Enfin la prérogative de voter les traités fut enlevée au Corps Législatif et au Tribunat. Le Premier Consul se souvenait de ce qui était arrivé au traité avec la Russie, et ne voulait pas être exposé à une scène du même genre. Il imagina un Conseil privé, composé des Consuls, des ministres, de deux sénateurs, de deux conseillers d'État, de deux membres de la Légion-d'Honneur, ayant la qualité de grands-officiers, les uns et les autres désignés par le Premier Consul pour chaque occasion importante. Ce Conseil privé devait être seul consulté sur la ratification des traités. Il était chargé aussi de rédiger les sénatus-consultes organiques.
La création d'un Conseil privé était un tort fait au Conseil d'État, et ce dernier y parut sensible. Le Premier Consul lui retirait, par cette institution, la connaissance des traités qu'il avait eue jusque-là, commençant à croire que c'était trop de trente à quarante individus, pour des communications de ce genre.
Pouvoir de désigner son successeur, accordé au Premier Consul.

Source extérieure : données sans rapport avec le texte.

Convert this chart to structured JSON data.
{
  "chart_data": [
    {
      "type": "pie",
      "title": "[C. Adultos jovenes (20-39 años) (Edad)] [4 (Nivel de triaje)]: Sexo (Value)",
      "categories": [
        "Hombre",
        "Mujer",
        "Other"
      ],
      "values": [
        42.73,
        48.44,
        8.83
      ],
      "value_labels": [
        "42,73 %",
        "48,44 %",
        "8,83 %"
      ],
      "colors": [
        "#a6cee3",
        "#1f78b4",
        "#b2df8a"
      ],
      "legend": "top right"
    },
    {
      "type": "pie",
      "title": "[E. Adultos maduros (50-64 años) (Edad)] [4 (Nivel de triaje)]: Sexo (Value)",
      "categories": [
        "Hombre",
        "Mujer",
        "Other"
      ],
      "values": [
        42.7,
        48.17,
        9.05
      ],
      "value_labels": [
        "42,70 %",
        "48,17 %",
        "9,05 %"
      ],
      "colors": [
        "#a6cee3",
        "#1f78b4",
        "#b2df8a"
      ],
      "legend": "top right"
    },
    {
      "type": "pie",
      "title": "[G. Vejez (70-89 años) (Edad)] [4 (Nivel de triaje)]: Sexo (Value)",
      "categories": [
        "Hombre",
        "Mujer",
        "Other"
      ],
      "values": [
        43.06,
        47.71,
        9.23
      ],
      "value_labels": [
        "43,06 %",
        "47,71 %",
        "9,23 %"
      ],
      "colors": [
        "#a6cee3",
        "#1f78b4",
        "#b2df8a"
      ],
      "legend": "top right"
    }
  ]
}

Restait à organiser le pouvoir exécutif sur la nouvelle base du Consulat à vie. Le Premier Consul voulut que le pouvoir, qui lui était déféré à vie, le fût aussi pour la même durée de temps à ses collègues. Vous avez assez fait pour moi, dit-il au consul Cambacérès, pour que j'assure votre position.—Le principe de la durée à vie fut donc posé pour les trois Consuls, aussi bien dans le présent que dans l'avenir. Restait la grande question de la désignation du successeur du Premier Consul, par laquelle il fallait suppléer à l'hérédité. Le général Bonaparte avait d'abord refusé la faculté qu'on voulait lui conférer de désigner lui-même son successeur. Il se rendit enfin, et on arrêta qu'il pourrait le désigner de son vivant. Dans ce cas, il devait le présenter au Sénat avec un grand appareil. Le successeur désigné prêtait serment à la République dans le sein du Sénat, en présence des Consuls, des ministres, du Corps Législatif, du Tribunat, du Conseil d'État, du tribunal de cassation, des archevêques et évêques, des présidents des colléges électoraux, des grands-officiers de la Légion-d'Honneur, et des maires des vingt-quatre grandes villes de la République. Après cette solennité, il était adopté par le Consul vivant et par la nation. Il prenait rang au Sénat avec les Consuls, immédiatement après le troisième.
Toutefois, si pour s'épargner des chagrins de famille, le Premier Consul ne désignait pas son successeur de son vivant, et ne voulait le nommer que dans son testament, alors il devait, avant sa mort, remettre ce testament, revêtu de son sceau, aux autres Consuls, en présence des ministres, et des présidents du Conseil d'État. Ce testament devait rester déposé aux archives de la République. Mais dans ce cas il fallait que le Sénat ratifiât la volonté testamentaire, qui ne s'était pas produite du vivant du Consul testateur.
Lorsque le Premier Consul n'avait pas fait d'adoption pendant sa vie, lorsqu'il n'avait pas laissé de testament, ou que son testament n'avait pas été ratifié, alors les second et troisième Consuls étaient chargés de désigner le successeur. Ils le proposaient au Sénat, qui était chargé de l'élire.
Telles furent les formes employées pour garantir la transmission du pouvoir. C'était l'adoption au lieu de l'hérédité, mais rien n'empêchait que ce fût aussi l'hérédité, car le chef de l'État était libre de choisir son fils, s'il en avait un. Seulement, il pouvait préférer entre ses héritiers celui qui lui paraîtrait le plus digne.
Les Consuls étaient de droit membres du Sénat; ils devaient le présider.
Une grande prérogative fut ajoutée au pouvoir du Premier Consul. Il reçut le droit de faire grâce. C'était assimiler, autant que possible, son autorité à celle de la royauté.
À l'avénement du nouveau Premier Consul, une loi devait fixer son traitement, ou, pour mieux dire, sa liste civile. Cette fois, une somme de six millions pour le Premier Consul, de douze cent mille francs pour ses deux collègues, dut être inscrite au budget.